Anche lì, nonostante tutto, ebbe a che fare con un allenatore che lo vedeva come un giocatore normale e non come il fenomeno che era. Renzo Ulivieri, che in alcune occasioni lo mise persino in panchina, ne limitò in qualche modo il minutaggio, ma non riuscì a fermare il suo talento. E a 30 anni Baggio si prese la scena giocando come mai aveva fatto, neanche quando era nel pieno delle sue forze. Perché quel Bologna ruotava intorno a lui, come i pianeti attorno al Sole.

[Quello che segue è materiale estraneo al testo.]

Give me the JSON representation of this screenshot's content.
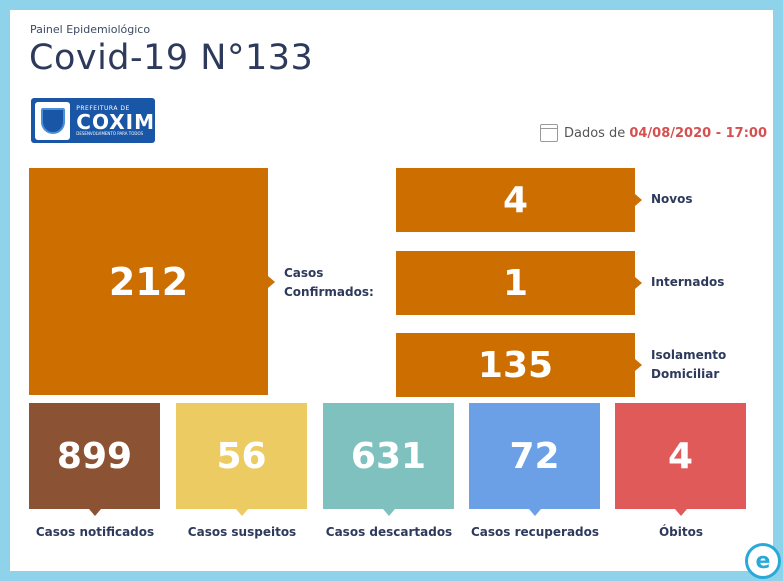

22 gol in 30 partite lo fecero arrivare al terzo posto della classifica marcatori dietro Bierhoff e Ronaldo, e lo riportarono nel giro della nazionale, con la quale avrebbe partecipato ai Mondiali di Francia 1998. La sua rivincita era stata presa, e subito dopo arrivò la chiamata dell'Inter, che voleva farlo giocare proprio insieme al Fenomeno. Ma questa è un'altra storia
Brasiliani di fuoco
Oltre a Ronaldo, quell'anno ci furono altri due illustri brasiliani a riempire le pagine di calciomercato. Il primo fu un gran colpo dell'allora presidente della Roma Franco Sensi, che non badò a spese per offrire alla sua squadra il terzino destro Cafú, pagato 15 miliardi di lire. Una cifra importantissima per una squadra che allora veniva da un mediocre e triste 12esimo posto.

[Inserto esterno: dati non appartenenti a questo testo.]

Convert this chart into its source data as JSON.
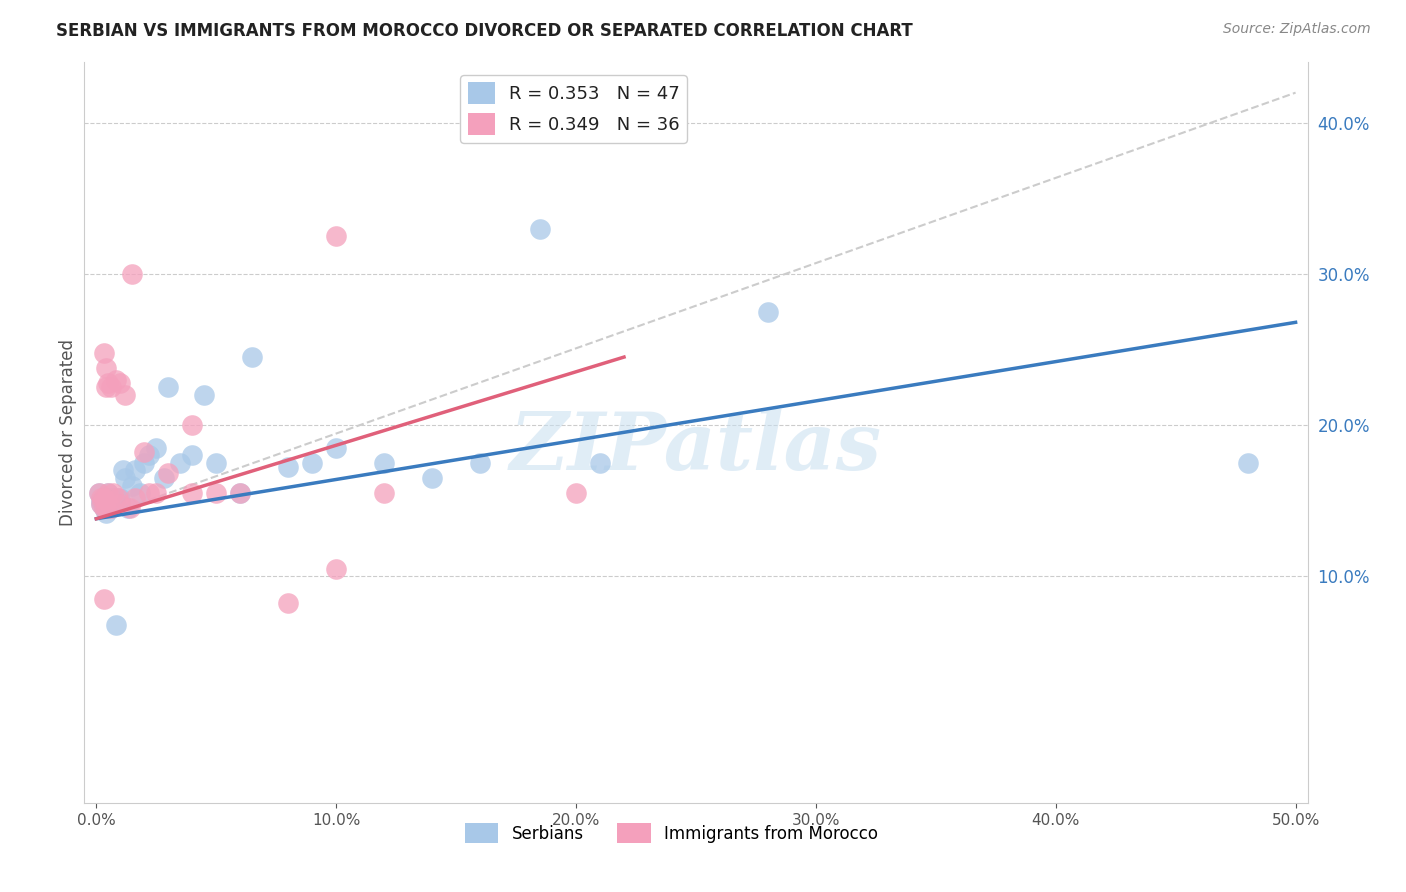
{
  "title": "SERBIAN VS IMMIGRANTS FROM MOROCCO DIVORCED OR SEPARATED CORRELATION CHART",
  "source": "Source: ZipAtlas.com",
  "ylabel": "Divorced or Separated",
  "watermark": "ZIPatlas",
  "xlim": [
    -0.005,
    0.505
  ],
  "ylim": [
    -0.05,
    0.44
  ],
  "xticks": [
    0.0,
    0.1,
    0.2,
    0.3,
    0.4,
    0.5
  ],
  "yticks_left": [],
  "yticks_right": [
    0.1,
    0.2,
    0.3,
    0.4
  ],
  "yticks_grid": [
    0.1,
    0.2,
    0.3,
    0.4
  ],
  "blue_scatter_x": [
    0.001,
    0.002,
    0.002,
    0.003,
    0.003,
    0.004,
    0.004,
    0.005,
    0.005,
    0.006,
    0.006,
    0.006,
    0.007,
    0.007,
    0.008,
    0.008,
    0.009,
    0.01,
    0.01,
    0.011,
    0.012,
    0.013,
    0.015,
    0.016,
    0.018,
    0.02,
    0.022,
    0.025,
    0.028,
    0.03,
    0.035,
    0.04,
    0.045,
    0.05,
    0.06,
    0.065,
    0.08,
    0.09,
    0.1,
    0.12,
    0.14,
    0.16,
    0.185,
    0.21,
    0.28,
    0.48,
    0.008
  ],
  "blue_scatter_y": [
    0.155,
    0.15,
    0.148,
    0.145,
    0.148,
    0.15,
    0.142,
    0.155,
    0.148,
    0.152,
    0.148,
    0.145,
    0.15,
    0.148,
    0.152,
    0.148,
    0.148,
    0.152,
    0.15,
    0.17,
    0.165,
    0.145,
    0.16,
    0.17,
    0.155,
    0.175,
    0.18,
    0.185,
    0.165,
    0.225,
    0.175,
    0.18,
    0.22,
    0.175,
    0.155,
    0.245,
    0.172,
    0.175,
    0.185,
    0.175,
    0.165,
    0.175,
    0.33,
    0.175,
    0.275,
    0.175,
    0.068
  ],
  "pink_scatter_x": [
    0.001,
    0.002,
    0.002,
    0.003,
    0.003,
    0.004,
    0.004,
    0.005,
    0.005,
    0.006,
    0.006,
    0.007,
    0.008,
    0.009,
    0.01,
    0.01,
    0.012,
    0.014,
    0.016,
    0.02,
    0.025,
    0.03,
    0.04,
    0.05,
    0.06,
    0.08,
    0.1,
    0.1,
    0.12,
    0.2,
    0.003,
    0.003,
    0.004,
    0.015,
    0.022,
    0.04
  ],
  "pink_scatter_y": [
    0.155,
    0.152,
    0.148,
    0.248,
    0.145,
    0.238,
    0.225,
    0.155,
    0.228,
    0.225,
    0.145,
    0.155,
    0.23,
    0.152,
    0.148,
    0.228,
    0.22,
    0.145,
    0.152,
    0.182,
    0.155,
    0.168,
    0.2,
    0.155,
    0.155,
    0.082,
    0.105,
    0.325,
    0.155,
    0.155,
    0.085,
    0.152,
    0.145,
    0.3,
    0.155,
    0.155
  ],
  "blue_line_x": [
    0.0,
    0.5
  ],
  "blue_line_y": [
    0.138,
    0.268
  ],
  "pink_line_x": [
    0.0,
    0.22
  ],
  "pink_line_y": [
    0.138,
    0.245
  ],
  "dash_line_x": [
    0.0,
    0.5
  ],
  "dash_line_y": [
    0.138,
    0.42
  ],
  "blue_color": "#a8c8e8",
  "pink_color": "#f4a0bc",
  "blue_line_color": "#3a7bbf",
  "pink_line_color": "#e0607a",
  "dash_color": "#cccccc",
  "background_color": "#ffffff",
  "grid_color": "#cccccc",
  "right_axis_color": "#3a7bbf"
}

Proveniente dal Palmeiras, Cafú avrebbe fatto subito breccia nel cuore dei tifosi giallorossi, diventando un perno della squadra che poi avrebbe vinto il mitico terzo Scudetto nella stagione 2000-01, oltre a passare alla storia per un triplo sombrero a Pavel Nedved in un derby romano. Con la squadra capitolina avrebbe poi conquistato anche una Supercoppa Italiana, sempre dopo il tricolore, e rafforzato la sua posizione in nazionale, prima di passare al Milan nell'estate del 2003.
Un altro brasiliano che fece parlare di sé quell'estate fu Rivaldo, passato dal Deportivo al Barcellona per una cifra intorno ai 4 miliardi di pesetas, qualcosa che oggi corrisponderebbe a 24 milioni di euro. Il tutto all'ultima giornata di quel mercato, che quell'anno scadeva il 15 agosto. Un botto di Ferragosto vero e proprio quello del mancino paulista, il quale in blaugrana avrebbe vinto due campionati di Spagna e avrebbe preso la spinta nell'ultima stagione per trionfare da protagonista ai Mondiali del 2002 con la nazionale del Brasile, della quale il capitano era proprio Cafú.